An Ensemble Score Filter for Tracking High-Dimensional Nonlinear Dynamical Systems

We propose an ensemble score filter (EnSF) for solving high-dimensional nonlinear filtering problems with superior accuracy. A major drawback of existing filtering methods, e.g., particle filters or ensemble Kalman filters, is the low accuracy in handling high-dimensional and highly nonlinear problems. EnSF attacks this challenge by exploiting the score-based diffusion model, defined in a pseudo-temporal domain, to characterizing the evolution of the filtering density. EnSF stores the information of the recursively updated filtering density function in the score function, in stead of storing the information in a set of finite Monte Carlo samples (used in particle filters and ensemble Kalman filters). Unlike existing diffusion models that train neural networks to approximate the score function, we develop a training-free score estimation that uses mini-batch-based Monte Carlo estimator to directly approximate the score function at any pseudo-spatial-temporal location, which provides sufficient accuracy in solving high-dimensional nonlinear problems as well as saves tremendous amount of time spent on training neural networks. Another essential aspect of EnSF is its analytical update step, gradually incorporating data information into the score function, which is crucial in mitigating the degeneracy issue faced when dealing with very high-dimensional nonlinear filtering problems. High-dimensional Lorenz systems are used to demonstrate the performance of our method. EnSF provides surprisingly impressive performance in reliably tracking extremely high-dimensional Lorenz systems (up to 1,000,000 dimension) with highly nonlinear observation processes, which is a well-known challenging problem for existing filtering methods.

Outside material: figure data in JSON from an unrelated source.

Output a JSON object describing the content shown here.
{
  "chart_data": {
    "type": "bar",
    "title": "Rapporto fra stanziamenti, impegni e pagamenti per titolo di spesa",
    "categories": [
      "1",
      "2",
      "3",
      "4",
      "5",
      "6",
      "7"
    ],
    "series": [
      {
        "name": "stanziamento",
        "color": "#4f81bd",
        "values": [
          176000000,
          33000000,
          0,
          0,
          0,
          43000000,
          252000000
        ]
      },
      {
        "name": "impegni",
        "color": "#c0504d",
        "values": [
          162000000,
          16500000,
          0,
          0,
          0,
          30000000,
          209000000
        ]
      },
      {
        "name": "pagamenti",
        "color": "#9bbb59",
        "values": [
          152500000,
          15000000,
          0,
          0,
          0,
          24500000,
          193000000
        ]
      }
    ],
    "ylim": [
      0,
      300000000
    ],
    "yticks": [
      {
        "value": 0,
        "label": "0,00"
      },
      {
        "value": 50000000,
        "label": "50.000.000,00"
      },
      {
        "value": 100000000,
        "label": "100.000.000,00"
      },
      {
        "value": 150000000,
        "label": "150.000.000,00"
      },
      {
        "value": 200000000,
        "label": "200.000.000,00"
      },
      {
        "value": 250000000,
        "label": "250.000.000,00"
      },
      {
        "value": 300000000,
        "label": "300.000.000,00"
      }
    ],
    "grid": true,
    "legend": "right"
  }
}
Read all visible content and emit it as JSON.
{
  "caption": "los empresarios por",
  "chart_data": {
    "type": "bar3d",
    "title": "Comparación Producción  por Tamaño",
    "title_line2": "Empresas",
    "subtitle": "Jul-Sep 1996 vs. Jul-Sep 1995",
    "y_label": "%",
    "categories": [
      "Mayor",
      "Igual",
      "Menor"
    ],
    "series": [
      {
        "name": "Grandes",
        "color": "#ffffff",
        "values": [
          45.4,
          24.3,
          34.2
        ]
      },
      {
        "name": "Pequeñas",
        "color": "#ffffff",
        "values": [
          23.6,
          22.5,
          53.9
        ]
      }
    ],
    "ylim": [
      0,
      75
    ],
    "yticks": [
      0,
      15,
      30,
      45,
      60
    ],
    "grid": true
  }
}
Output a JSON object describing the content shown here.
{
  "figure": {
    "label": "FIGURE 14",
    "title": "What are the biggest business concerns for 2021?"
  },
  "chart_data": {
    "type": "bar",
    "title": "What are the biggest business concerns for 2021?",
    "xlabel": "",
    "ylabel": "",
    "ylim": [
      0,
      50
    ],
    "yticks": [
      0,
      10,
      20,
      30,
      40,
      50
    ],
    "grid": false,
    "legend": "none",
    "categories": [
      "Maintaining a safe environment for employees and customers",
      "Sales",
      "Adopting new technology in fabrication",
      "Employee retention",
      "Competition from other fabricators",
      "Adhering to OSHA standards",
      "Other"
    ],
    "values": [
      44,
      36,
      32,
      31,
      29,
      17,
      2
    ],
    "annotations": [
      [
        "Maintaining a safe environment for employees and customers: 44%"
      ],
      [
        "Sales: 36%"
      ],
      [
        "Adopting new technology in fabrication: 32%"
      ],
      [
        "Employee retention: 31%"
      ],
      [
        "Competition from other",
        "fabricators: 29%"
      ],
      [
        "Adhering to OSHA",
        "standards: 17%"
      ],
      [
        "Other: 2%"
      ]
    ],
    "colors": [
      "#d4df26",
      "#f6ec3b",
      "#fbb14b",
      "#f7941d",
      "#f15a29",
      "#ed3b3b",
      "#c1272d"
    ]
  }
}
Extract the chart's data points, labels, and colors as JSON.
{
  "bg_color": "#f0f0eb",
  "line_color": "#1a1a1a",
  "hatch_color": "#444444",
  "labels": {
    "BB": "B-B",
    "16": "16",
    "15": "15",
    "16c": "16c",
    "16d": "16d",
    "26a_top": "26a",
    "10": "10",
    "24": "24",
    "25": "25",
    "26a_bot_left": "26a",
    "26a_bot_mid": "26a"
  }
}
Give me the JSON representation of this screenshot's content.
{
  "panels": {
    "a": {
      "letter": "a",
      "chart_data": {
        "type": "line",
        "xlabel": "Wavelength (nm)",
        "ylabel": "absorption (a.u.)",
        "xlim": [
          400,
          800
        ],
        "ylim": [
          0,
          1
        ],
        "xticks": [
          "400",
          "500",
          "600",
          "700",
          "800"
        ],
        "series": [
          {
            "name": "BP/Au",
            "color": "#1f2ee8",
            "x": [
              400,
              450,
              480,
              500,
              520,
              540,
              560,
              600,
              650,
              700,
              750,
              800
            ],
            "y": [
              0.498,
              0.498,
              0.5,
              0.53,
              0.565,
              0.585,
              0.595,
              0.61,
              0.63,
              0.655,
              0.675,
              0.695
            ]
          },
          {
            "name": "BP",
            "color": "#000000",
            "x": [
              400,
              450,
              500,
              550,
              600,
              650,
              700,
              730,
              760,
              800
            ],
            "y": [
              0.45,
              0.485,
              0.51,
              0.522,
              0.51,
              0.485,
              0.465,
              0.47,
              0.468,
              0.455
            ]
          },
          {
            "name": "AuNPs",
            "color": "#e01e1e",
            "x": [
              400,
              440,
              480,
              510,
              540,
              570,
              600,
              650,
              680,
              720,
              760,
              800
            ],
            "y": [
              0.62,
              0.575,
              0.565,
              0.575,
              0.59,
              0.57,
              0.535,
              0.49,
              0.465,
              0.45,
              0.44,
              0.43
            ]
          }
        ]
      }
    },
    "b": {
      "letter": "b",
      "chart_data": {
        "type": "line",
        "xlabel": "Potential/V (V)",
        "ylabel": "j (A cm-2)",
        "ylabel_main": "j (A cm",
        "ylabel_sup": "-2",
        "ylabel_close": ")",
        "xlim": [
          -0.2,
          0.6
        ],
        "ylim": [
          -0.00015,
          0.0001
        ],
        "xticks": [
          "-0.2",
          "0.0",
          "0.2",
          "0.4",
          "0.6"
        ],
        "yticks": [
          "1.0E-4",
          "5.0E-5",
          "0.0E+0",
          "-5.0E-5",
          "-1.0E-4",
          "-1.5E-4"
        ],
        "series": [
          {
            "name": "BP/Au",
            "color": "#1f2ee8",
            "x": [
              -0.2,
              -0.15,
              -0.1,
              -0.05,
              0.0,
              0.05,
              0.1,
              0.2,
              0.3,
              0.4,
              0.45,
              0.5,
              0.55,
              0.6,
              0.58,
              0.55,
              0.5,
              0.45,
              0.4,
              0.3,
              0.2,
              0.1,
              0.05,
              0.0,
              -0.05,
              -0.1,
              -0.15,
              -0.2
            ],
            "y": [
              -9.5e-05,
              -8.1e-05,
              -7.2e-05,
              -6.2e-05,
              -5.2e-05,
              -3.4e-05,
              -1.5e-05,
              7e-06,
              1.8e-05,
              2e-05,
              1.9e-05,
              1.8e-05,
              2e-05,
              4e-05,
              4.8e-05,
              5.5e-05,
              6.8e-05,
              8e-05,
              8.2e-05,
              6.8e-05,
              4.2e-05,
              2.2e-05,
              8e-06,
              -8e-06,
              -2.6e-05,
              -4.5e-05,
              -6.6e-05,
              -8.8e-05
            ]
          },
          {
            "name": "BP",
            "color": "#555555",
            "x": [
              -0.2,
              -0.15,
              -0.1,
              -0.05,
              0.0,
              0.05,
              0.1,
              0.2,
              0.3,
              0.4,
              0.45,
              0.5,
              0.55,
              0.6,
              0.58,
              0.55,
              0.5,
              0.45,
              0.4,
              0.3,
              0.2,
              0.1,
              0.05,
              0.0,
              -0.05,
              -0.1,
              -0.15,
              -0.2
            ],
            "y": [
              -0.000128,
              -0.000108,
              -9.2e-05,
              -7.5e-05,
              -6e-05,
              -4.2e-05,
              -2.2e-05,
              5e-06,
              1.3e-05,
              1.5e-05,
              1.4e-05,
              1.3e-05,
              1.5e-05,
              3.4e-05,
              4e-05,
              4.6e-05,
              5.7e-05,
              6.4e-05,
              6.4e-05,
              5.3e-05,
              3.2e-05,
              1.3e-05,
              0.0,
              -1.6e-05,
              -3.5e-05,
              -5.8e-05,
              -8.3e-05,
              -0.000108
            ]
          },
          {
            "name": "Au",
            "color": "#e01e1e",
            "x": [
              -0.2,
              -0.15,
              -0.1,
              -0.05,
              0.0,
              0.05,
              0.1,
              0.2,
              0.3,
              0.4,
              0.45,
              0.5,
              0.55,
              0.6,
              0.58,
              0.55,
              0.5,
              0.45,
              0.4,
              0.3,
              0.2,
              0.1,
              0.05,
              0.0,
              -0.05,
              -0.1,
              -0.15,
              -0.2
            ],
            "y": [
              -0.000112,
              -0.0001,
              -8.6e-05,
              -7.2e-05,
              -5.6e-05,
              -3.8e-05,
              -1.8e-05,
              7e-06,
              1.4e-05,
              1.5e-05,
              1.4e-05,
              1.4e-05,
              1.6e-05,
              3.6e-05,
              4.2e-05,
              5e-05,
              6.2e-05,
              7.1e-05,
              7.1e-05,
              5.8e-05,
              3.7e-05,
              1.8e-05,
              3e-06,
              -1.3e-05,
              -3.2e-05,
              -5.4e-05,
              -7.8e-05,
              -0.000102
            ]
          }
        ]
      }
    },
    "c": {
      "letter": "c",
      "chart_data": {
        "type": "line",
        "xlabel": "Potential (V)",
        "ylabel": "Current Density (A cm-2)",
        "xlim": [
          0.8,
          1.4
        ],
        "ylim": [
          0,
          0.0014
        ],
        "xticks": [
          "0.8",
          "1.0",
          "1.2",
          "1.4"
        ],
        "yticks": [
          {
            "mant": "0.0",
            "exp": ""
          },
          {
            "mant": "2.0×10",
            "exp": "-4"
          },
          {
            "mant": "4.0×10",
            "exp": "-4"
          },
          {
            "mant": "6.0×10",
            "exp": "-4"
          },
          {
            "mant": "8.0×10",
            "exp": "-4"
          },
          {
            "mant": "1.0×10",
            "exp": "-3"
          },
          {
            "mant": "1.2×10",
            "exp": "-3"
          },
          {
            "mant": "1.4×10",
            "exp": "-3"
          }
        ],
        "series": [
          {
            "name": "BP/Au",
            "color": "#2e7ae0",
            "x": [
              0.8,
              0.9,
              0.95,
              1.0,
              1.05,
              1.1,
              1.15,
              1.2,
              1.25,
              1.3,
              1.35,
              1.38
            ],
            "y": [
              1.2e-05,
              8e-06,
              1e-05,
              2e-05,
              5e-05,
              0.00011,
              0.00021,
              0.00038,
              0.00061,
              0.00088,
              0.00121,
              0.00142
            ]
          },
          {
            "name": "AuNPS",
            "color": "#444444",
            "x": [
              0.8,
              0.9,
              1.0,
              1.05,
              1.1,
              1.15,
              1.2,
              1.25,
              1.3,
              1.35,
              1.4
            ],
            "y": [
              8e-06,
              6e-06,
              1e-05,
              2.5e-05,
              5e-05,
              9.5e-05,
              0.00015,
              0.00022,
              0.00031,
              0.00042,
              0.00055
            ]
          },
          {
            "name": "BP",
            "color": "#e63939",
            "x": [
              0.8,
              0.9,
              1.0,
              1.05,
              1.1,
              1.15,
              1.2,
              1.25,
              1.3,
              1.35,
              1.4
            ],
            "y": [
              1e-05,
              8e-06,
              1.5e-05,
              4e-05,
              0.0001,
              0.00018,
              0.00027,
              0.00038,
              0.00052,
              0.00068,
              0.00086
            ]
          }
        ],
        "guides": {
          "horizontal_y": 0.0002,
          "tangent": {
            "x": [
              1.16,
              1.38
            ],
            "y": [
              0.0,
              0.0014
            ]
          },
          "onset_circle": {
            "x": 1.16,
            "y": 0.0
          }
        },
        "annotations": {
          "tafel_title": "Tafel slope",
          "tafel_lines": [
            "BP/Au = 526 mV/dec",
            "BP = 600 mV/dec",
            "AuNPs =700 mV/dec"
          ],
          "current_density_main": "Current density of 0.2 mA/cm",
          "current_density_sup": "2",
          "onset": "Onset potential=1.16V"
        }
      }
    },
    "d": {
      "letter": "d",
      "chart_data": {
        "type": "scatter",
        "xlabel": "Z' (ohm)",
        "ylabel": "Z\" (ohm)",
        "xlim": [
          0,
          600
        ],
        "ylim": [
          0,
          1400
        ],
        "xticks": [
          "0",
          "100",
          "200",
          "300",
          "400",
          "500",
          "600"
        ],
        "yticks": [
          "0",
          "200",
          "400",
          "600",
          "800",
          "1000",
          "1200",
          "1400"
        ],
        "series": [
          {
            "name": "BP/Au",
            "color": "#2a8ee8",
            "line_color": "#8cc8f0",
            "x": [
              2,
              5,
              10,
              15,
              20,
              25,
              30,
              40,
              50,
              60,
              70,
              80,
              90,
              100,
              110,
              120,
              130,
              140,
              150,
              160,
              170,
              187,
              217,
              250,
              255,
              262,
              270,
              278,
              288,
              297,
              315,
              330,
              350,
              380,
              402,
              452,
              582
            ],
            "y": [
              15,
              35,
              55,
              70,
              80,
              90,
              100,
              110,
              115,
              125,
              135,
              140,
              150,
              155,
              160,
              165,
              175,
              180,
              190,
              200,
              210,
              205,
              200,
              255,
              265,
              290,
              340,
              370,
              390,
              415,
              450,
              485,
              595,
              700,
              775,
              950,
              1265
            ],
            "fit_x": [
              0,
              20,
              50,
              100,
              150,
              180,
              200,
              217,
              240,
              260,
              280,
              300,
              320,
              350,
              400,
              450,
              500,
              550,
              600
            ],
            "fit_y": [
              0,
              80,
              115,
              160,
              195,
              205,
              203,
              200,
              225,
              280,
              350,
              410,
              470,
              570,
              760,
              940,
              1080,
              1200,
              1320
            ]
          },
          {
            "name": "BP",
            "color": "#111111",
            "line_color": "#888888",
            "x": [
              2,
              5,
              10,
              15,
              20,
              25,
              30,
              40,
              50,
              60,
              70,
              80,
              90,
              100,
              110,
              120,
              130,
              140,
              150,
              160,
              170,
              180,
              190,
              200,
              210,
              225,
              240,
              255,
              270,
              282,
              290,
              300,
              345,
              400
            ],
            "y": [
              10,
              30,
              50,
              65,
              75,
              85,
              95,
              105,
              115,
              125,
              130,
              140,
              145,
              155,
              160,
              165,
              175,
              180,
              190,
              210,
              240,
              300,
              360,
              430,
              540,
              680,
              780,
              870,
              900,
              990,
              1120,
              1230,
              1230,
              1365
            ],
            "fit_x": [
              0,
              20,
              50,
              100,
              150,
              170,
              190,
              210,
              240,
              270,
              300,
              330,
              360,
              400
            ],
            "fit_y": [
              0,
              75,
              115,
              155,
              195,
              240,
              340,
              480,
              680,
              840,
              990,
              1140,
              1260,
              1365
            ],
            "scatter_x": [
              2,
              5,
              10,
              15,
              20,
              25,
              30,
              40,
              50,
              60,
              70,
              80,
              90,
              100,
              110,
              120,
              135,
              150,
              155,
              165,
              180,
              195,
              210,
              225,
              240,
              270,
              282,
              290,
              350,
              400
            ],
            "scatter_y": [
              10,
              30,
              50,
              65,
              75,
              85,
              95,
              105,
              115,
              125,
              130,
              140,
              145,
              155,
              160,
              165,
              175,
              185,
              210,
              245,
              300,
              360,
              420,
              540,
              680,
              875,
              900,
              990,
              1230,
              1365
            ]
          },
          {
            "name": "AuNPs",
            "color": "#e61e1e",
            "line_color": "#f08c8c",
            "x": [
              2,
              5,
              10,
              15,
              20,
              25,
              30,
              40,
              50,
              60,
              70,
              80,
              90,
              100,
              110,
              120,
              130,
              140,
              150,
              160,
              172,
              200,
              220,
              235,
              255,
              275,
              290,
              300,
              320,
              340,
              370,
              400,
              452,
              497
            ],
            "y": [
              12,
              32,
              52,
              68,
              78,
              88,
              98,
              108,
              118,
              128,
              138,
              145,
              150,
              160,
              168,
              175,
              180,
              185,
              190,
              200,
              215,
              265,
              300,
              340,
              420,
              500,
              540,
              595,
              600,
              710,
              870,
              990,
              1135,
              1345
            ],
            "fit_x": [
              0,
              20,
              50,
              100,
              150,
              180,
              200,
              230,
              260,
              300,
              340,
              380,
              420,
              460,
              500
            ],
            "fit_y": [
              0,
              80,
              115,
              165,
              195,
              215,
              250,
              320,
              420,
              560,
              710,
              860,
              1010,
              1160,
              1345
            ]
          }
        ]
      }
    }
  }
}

翻译：我们提出了一种集成分数滤波器（EnSF），用于以极高精度求解高维非线性滤波问题。现有滤波方法（如粒子滤波器或集成卡尔曼滤波器）的主要缺点是在处理高维和高度非线性问题时精度较低。EnSF通过利用基于分数的扩散模型（定义在伪时间域中）来描述滤波密度的演化，从而攻克了这一挑战。EnSF将递归更新的滤波密度函数信息存储在分数函数中，而非存储在一组有限的蒙特卡洛样本中（如粒子滤波器和集成卡尔曼滤波器采用的方案）。与现有通过训练神经网络来近似分数函数的扩散模型不同，我们开发了一种无训练分数估计方法，使用基于小批量的蒙特卡洛估计器直接近似任意伪时空位置处的分数函数，这既为求解高维非线性问题提供了足够精度，又节省了训练神经网络所需的大量时间。EnSF的另一关键方面是其解析更新步骤，该步骤逐步将数据信息融入分数函数，这对于缓解处理极高维非线性滤波问题时面临的退化问题至关重要。我们使用高维洛伦兹系统来展示该方法的性能。EnSF在可靠跟踪具有高度非线性观测过程的极高维洛伦兹系统（最高达100万维）方面表现出惊人性能，而这一问题对现有滤波方法而言是公认的难题。